I have one use-case where my multiple threads are writing data to same file channel (pooled), and each thread has offset in the file from where they can start writing till the length of the data to be written. So when I ask the file channel from pool it will open the channel in "rw" mode if it already not opened and will return that file channel (the opened file might be fresh file i.e. size = 0), else it will return cached channel. Problem is that thread might write data in no particular, that means a thread with offset 1,000,000 might start writing before thread with offset 0. Consider I opened a fresh file (size = 0), and thread with offset = 1,000,000 starts writing data (using write(buffer, position) API) before thread with offset = 0.

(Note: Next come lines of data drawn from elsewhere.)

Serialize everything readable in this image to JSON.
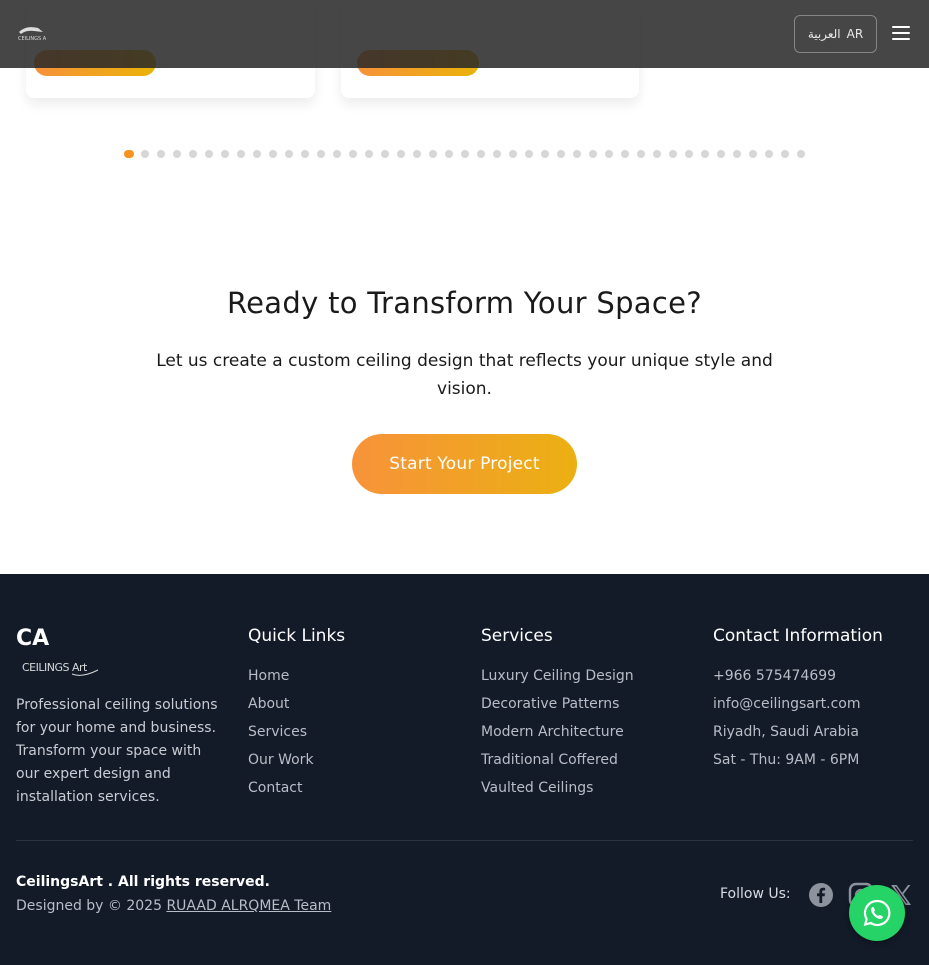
{
  "header": {
    "lang_button": {
      "ar_label": "العربية",
      "code": "AR"
    }
  },
  "carousel": {
    "dot_count": 43,
    "active_index": 0,
    "accent": "#f7931e"
  },
  "cta": {
    "title": "Ready to Transform Your Space?",
    "text": "Let us create a custom ceiling design that reflects your unique style and vision.",
    "button_label": "Start Your Project"
  },
  "footer": {
    "logo": {
      "ca": "CA",
      "brand": "CEILINGS Art"
    },
    "description": "Professional ceiling solutions for your home and business. Transform your space with our expert design and installation services.",
    "quick_links": {
      "heading": "Quick Links",
      "items": [
        "Home",
        "About",
        "Services",
        "Our Work",
        "Contact"
      ]
    },
    "services": {
      "heading": "Services",
      "items": [
        "Luxury Ceiling Design",
        "Decorative Patterns",
        "Modern Architecture",
        "Traditional Coffered",
        "Vaulted Ceilings"
      ]
    },
    "contact": {
      "heading": "Contact Information",
      "items": [
        "+966 575474699",
        "info@ceilingsart.com",
        "Riyadh, Saudi Arabia",
        "Sat - Thu: 9AM - 6PM"
      ]
    },
    "rights": "CeilingsArt . All rights reserved.",
    "designed_prefix": "Designed by © 2025",
    "designer": "RUAAD ALRQMEA Team",
    "follow_label": "Follow Us:",
    "social_icons": [
      "facebook-icon",
      "instagram-icon",
      "x-icon"
    ]
  },
  "colors": {
    "accent_orange": "#f7931e",
    "footer_bg": "#131a28",
    "whatsapp": "#25d366"
  }
}
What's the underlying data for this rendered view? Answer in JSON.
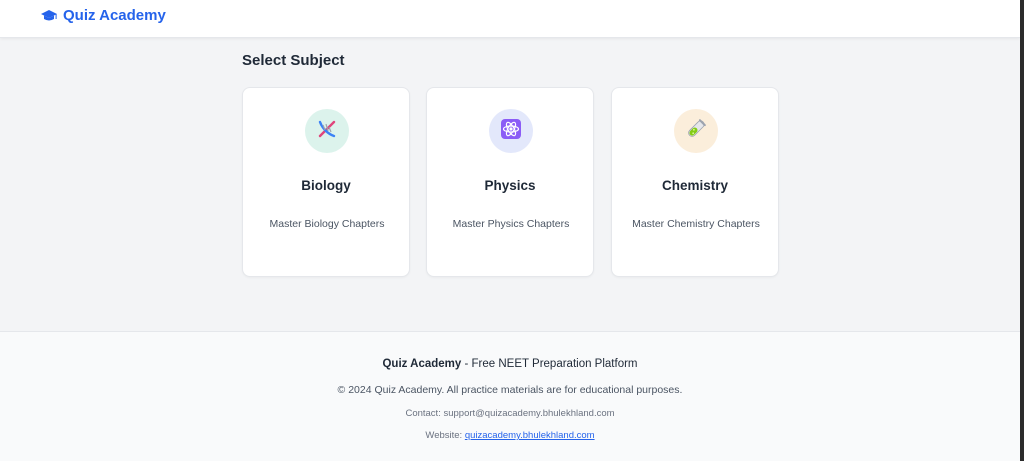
{
  "header": {
    "brand_name": "Quiz Academy",
    "brand_icon": "graduation-cap-icon",
    "brand_color": "#2563eb"
  },
  "main": {
    "section_title": "Select Subject",
    "subjects": [
      {
        "title": "Biology",
        "description": "Master Biology Chapters",
        "icon": "dna-icon",
        "icon_bg": "#dcf3ec"
      },
      {
        "title": "Physics",
        "description": "Master Physics Chapters",
        "icon": "atom-icon",
        "icon_bg": "#e3e8fb"
      },
      {
        "title": "Chemistry",
        "description": "Master Chemistry Chapters",
        "icon": "test-tube-icon",
        "icon_bg": "#fbeedb"
      }
    ]
  },
  "footer": {
    "brand": "Quiz Academy",
    "tagline": " - Free NEET Preparation Platform",
    "copyright": "© 2024 Quiz Academy. All practice materials are for educational purposes.",
    "contact": "Contact: support@quizacademy.bhulekhland.com",
    "website_label": "Website: ",
    "website_link": "quizacademy.bhulekhland.com"
  }
}
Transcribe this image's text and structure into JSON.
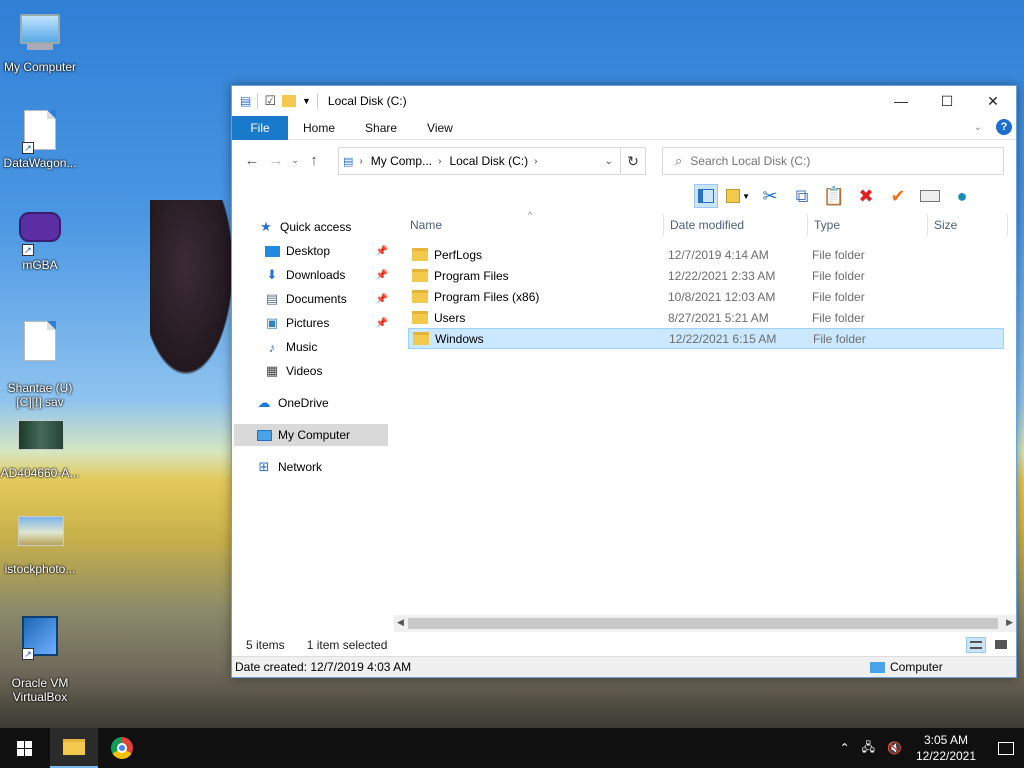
{
  "desktop": {
    "icons": [
      {
        "label": "My Computer"
      },
      {
        "label": "DataWagon..."
      },
      {
        "label": "mGBA"
      },
      {
        "label": "Shantae (U)\n[C][!].sav"
      },
      {
        "label": "AD404660-A..."
      },
      {
        "label": "istockphoto..."
      },
      {
        "label": "Oracle VM\nVirtualBox"
      }
    ]
  },
  "window": {
    "title": "Local Disk (C:)",
    "ribbon_tabs": [
      "File",
      "Home",
      "Share",
      "View"
    ],
    "address": {
      "crumbs": [
        "My Comp...",
        "Local Disk (C:)"
      ]
    },
    "search_placeholder": "Search Local Disk (C:)",
    "columns": [
      "Name",
      "Date modified",
      "Type",
      "Size"
    ],
    "nav": {
      "quick_access": "Quick access",
      "items": [
        "Desktop",
        "Downloads",
        "Documents",
        "Pictures",
        "Music",
        "Videos"
      ],
      "onedrive": "OneDrive",
      "computer": "My Computer",
      "network": "Network"
    },
    "files": [
      {
        "name": "PerfLogs",
        "date": "12/7/2019 4:14 AM",
        "type": "File folder"
      },
      {
        "name": "Program Files",
        "date": "12/22/2021 2:33 AM",
        "type": "File folder"
      },
      {
        "name": "Program Files (x86)",
        "date": "10/8/2021 12:03 AM",
        "type": "File folder"
      },
      {
        "name": "Users",
        "date": "8/27/2021 5:21 AM",
        "type": "File folder"
      },
      {
        "name": "Windows",
        "date": "12/22/2021 6:15 AM",
        "type": "File folder",
        "selected": true
      }
    ],
    "status": {
      "count": "5 items",
      "selection": "1 item selected"
    },
    "details": {
      "date_created": "Date created: 12/7/2019 4:03 AM",
      "location": "Computer"
    }
  },
  "taskbar": {
    "time": "3:05 AM",
    "date": "12/22/2021"
  },
  "colors": {
    "accent": "#1979ca",
    "selection": "#cce8ff",
    "taskbar": "#101010"
  }
}
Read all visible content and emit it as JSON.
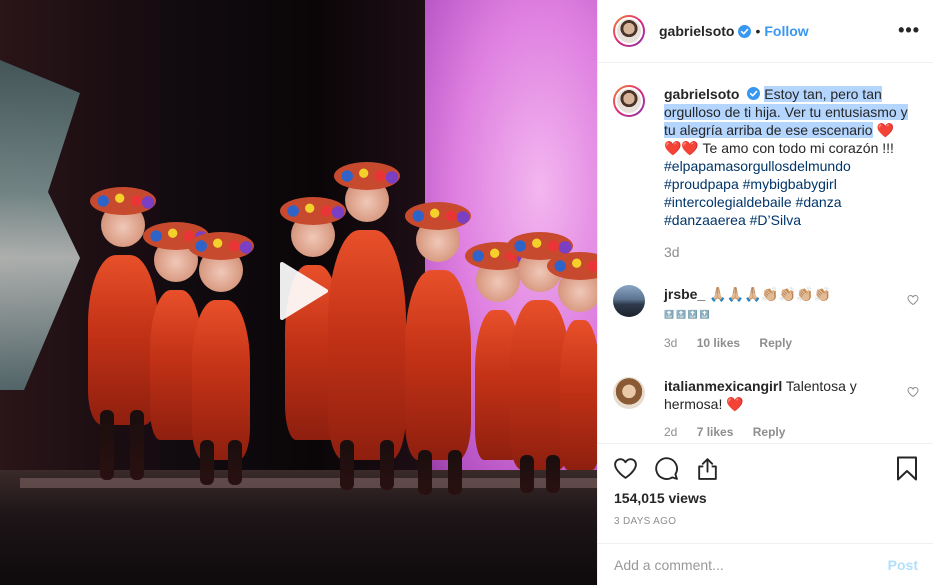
{
  "video": {
    "play_icon": "play-icon"
  },
  "header": {
    "username": "gabrielsoto",
    "separator": "•",
    "follow_label": "Follow",
    "more_label": "•••"
  },
  "caption": {
    "username": "gabrielsoto",
    "text_highlighted": "Estoy tan, pero tan orgulloso de ti hija. Ver tu entusiasmo y tu alegría arriba de ese escenario",
    "line2": "Te amo con todo mi corazón !!!",
    "hashtags": [
      "#elpapamasorgullosdelmundo",
      "#proudpapa",
      "#mybigbabygirl",
      "#intercolegialdebaile",
      "#danza",
      "#danzaaerea",
      "#D’Silva"
    ],
    "time": "3d"
  },
  "comments": [
    {
      "username": "jrsbe_",
      "text": "🙏🏼🙏🏼🙏🏼👏🏼👏🏼👏🏼👏🏼",
      "tops": "🔝🔝🔝🔝",
      "time": "3d",
      "likes": "10 likes",
      "reply": "Reply"
    },
    {
      "username": "italianmexicangirl",
      "text": "Talentosa y hermosa!",
      "time": "2d",
      "likes": "7 likes",
      "reply": "Reply"
    }
  ],
  "stats": {
    "views": "154,015 views",
    "posted": "3 DAYS AGO"
  },
  "add_comment": {
    "placeholder": "Add a comment...",
    "post_label": "Post"
  },
  "colors": {
    "link_blue": "#3897f0",
    "hashtag_blue": "#003569",
    "heart_red": "#ed1e24",
    "muted": "#8e8e8e",
    "post_disabled": "#b2dffc",
    "highlight": "#b4d5fe"
  }
}
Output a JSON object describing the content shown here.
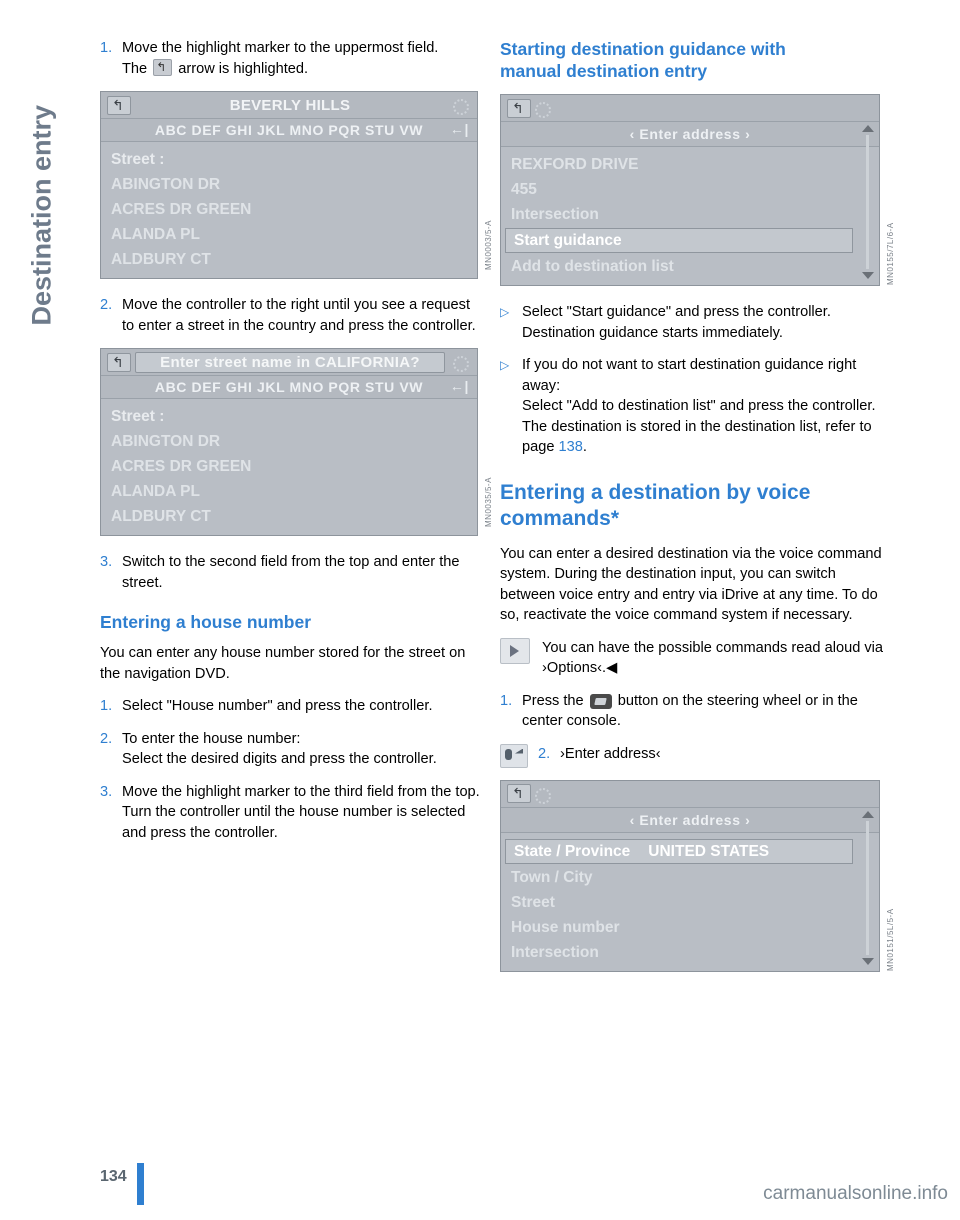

My first question: Is this allowed at all, or I will get some exception Secondly if it allowed: What is guarantee that my data is correctly written. Third. When my (offset = 1,000,000) is done with writing to file, what will be the content in empty space (0-999,999). How operating system will allocate this intermediate space?

+2  A: 

Without actually trying what you're describing, here's an educated guess:

First question: FileChannel is thread safe, and is documented to expand the file size as needed ("The size of the file increases when bytes are written beyond its current size"), so I would think this would be allowed.

Second question: There is no guarantee that your data is correctly written; that's entirely dependent on your skill as a programmer. :)

Third question: I'd expect the byte content of the "empty space" would be OS dependent, but you could write a simple program to test this easily enough.

Bill Horvath II
On Linux it would be 0s, and the file would (probably) be sparse -- it would not actually use space for the bytes that you skipped over without writing, until something was actually written there.